Elissa Baldwin, the athletic trainer at Battle Ground High School who works for Pro Active Physical Therapy, said the Tigers’ coaching staff is doing its job in relation to concussions.
Last week in a game against Columbia River, the coaches took away the helmet of a player they suspected of having a concussion before Baldwin even noticed.
“They’re definitely paying attention,” Baldwin said.
She emphasized that it should not just be the coaches and trainers, though. Parents know their children more than anyone else.
If they notice a change in behavior at home, it could not hurt to ask the trainer to inquire.
Baldwin also wants to get rid of some old-school attitudes regarding hard hits to the head.

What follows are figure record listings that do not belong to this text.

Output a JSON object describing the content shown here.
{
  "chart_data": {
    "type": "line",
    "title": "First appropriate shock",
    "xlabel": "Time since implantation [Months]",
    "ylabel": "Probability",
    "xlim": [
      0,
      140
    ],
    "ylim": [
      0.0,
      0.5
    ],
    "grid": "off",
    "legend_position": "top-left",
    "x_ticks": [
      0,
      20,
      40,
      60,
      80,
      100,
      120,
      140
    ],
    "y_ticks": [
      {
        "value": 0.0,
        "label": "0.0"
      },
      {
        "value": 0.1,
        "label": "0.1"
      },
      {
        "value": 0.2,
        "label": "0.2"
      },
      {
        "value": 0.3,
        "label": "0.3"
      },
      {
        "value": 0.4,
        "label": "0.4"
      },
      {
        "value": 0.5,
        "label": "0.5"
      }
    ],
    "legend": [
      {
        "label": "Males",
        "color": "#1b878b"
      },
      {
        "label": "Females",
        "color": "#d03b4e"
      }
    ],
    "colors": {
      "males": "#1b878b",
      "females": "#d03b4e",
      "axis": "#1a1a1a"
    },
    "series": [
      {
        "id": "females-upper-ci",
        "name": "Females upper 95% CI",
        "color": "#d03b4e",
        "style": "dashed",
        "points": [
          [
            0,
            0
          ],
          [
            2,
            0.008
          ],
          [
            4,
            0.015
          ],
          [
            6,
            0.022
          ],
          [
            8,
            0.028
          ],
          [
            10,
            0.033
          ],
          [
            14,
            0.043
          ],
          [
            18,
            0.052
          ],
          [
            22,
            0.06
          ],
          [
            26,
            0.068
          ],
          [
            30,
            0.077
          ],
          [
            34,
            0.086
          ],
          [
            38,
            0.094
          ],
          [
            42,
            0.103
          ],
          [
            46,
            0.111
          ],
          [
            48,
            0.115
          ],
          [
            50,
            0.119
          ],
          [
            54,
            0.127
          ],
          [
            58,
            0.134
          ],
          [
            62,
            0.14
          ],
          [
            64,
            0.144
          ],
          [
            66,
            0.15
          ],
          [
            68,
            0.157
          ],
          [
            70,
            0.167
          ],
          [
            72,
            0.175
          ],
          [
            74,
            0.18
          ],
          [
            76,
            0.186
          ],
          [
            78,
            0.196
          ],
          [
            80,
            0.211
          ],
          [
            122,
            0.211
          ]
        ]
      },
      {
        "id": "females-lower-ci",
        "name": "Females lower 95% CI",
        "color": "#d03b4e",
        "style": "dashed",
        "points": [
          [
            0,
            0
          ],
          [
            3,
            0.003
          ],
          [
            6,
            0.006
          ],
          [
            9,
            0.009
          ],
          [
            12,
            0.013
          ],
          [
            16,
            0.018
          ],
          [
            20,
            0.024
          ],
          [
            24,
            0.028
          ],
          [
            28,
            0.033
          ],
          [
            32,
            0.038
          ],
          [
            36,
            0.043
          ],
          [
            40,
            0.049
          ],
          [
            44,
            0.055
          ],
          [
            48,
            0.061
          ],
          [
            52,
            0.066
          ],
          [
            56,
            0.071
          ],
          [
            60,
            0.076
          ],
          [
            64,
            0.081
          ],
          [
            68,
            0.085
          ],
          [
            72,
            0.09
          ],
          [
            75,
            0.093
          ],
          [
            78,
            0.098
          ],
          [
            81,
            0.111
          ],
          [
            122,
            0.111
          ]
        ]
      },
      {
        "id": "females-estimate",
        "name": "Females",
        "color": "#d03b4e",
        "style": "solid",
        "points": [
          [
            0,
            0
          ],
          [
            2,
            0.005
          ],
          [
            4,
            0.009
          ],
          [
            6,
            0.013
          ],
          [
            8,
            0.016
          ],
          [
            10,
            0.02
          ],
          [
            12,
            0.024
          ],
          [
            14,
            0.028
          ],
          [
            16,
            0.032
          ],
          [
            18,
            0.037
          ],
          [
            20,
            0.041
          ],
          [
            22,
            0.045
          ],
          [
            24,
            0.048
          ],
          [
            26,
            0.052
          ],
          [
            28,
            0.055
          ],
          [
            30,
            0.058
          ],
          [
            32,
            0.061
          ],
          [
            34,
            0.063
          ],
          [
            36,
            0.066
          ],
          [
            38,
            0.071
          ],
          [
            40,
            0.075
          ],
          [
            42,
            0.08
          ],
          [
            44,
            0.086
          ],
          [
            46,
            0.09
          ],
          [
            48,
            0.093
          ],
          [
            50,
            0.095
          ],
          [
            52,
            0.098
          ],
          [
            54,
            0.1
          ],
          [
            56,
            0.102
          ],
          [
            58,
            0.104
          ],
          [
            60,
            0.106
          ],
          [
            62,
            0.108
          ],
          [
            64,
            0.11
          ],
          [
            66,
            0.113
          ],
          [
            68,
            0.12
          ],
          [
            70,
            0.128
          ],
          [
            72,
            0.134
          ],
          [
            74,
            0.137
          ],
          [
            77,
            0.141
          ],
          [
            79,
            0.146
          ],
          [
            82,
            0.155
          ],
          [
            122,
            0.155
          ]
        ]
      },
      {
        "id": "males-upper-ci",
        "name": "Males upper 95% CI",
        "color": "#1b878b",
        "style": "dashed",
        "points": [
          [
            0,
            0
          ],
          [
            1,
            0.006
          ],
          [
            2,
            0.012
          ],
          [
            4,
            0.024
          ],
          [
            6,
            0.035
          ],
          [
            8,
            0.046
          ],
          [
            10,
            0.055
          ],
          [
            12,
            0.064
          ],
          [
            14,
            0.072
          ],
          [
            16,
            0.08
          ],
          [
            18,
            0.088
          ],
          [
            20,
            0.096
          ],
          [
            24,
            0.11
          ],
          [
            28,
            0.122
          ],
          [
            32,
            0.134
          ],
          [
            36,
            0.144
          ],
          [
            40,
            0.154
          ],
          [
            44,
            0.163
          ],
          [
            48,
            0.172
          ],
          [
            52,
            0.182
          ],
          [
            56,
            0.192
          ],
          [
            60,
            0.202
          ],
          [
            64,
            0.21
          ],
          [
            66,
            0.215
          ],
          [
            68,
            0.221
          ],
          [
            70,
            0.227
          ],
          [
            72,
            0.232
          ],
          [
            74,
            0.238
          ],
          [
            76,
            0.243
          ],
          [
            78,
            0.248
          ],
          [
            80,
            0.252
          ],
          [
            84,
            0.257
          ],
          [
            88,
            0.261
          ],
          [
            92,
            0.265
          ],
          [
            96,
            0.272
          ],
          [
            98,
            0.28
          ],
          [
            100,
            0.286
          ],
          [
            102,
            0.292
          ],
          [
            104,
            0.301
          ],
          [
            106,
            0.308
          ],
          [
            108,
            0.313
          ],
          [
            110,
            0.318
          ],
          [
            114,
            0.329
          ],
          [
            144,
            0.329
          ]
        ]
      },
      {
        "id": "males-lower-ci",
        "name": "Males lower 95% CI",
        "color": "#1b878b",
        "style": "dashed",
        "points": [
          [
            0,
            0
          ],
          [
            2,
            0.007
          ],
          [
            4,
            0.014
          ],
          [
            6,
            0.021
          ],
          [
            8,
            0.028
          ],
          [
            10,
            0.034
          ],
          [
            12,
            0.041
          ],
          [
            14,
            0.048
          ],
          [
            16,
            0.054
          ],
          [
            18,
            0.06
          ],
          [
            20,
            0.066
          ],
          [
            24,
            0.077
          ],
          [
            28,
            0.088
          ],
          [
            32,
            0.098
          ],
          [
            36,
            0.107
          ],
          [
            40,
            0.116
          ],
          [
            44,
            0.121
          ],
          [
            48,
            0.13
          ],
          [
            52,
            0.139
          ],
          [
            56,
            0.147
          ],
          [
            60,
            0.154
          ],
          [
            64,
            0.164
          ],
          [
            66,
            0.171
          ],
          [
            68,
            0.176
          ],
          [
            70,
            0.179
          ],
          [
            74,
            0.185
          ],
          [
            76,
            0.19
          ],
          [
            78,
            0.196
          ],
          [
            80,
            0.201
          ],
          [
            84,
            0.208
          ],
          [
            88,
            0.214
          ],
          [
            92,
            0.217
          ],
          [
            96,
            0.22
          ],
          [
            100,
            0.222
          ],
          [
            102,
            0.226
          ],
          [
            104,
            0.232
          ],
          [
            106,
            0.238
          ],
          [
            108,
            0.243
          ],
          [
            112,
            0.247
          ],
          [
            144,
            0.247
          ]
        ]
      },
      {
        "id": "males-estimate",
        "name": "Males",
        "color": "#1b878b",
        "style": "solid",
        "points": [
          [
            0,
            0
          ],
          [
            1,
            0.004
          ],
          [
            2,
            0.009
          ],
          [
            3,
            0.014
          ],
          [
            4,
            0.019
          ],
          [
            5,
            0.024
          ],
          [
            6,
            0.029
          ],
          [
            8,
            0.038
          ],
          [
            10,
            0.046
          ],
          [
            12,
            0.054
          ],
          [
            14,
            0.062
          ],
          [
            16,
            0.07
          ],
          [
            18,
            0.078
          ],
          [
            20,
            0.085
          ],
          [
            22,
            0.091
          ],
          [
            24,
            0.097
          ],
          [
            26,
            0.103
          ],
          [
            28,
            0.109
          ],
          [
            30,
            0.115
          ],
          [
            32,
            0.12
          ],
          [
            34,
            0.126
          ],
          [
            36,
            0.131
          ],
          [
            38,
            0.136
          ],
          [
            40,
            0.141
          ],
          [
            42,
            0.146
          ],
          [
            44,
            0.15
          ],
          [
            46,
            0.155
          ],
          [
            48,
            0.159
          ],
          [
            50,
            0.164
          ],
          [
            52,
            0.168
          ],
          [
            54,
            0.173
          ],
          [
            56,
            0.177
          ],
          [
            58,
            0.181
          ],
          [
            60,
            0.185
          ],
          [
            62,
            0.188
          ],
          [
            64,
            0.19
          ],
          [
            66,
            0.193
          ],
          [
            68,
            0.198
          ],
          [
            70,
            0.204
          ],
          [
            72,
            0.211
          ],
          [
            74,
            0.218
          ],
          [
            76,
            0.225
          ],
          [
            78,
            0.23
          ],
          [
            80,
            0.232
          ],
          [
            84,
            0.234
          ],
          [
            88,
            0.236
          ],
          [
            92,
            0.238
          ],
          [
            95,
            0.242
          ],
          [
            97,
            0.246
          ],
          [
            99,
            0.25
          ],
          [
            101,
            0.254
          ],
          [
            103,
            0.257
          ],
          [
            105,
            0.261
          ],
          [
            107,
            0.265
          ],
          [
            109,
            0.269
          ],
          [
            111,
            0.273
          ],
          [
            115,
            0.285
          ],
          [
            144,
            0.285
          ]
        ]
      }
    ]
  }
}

“I try to encourage the athletes, parents, and coaches to not refer to it as ‘just being dinged’ or ‘getting your bell rung,’ ” she said.
The most common symptoms of a concussion are headache, nausea, dizziness. Even if the athlete feels one, two, or all three for just a short period of time, it’s best to get checked.
• • •
Sometimes that is a battle in itself. The athletes don’t want to get checked, in fear of being removed from competition.
That fear led to Gunderson’s secret. While no one knows for certain that playing with a concussion made things worse for him, Gunderson acknowledges that he should have sought help.
Back then, he had other ideas.
“I didn’t want to let my teammates down. We were having a great season. I wanted to be on the field as much as I could,” he said.
He also thought he needed to stay on the field to get the attention of college coaches.
But as Baldwin says, quoting a message from the Center for Disease Control, missing one week is better than missing the whole season. Or in Gunderson’s case, by playing when he shouldn’t have been playing, it might have put the rest of his career in jeopardy.
“I was really sad, heart-broken, when they said I couldn’t play football anymore,” Gunderson said. “It kind of crushed my dream.”
That dream turned into a nightmare. He wasn’t the same player on the field for at least the next six weeks.
A solid student, he said he struggled with focus throughout his senior year. He still battles headaches and mood swings.
He has learned much about concussions, but he also is not ready to pass judgment on another player who is thinking about doing what he did.
Still, Gunderson is wiser now.
“It’s not really worth it in the long run,” he said. “You might think it’s OK in the present, but the consequences probably aren’t worth it.
“Don’t hide it. Let the doctors know. Be honest.”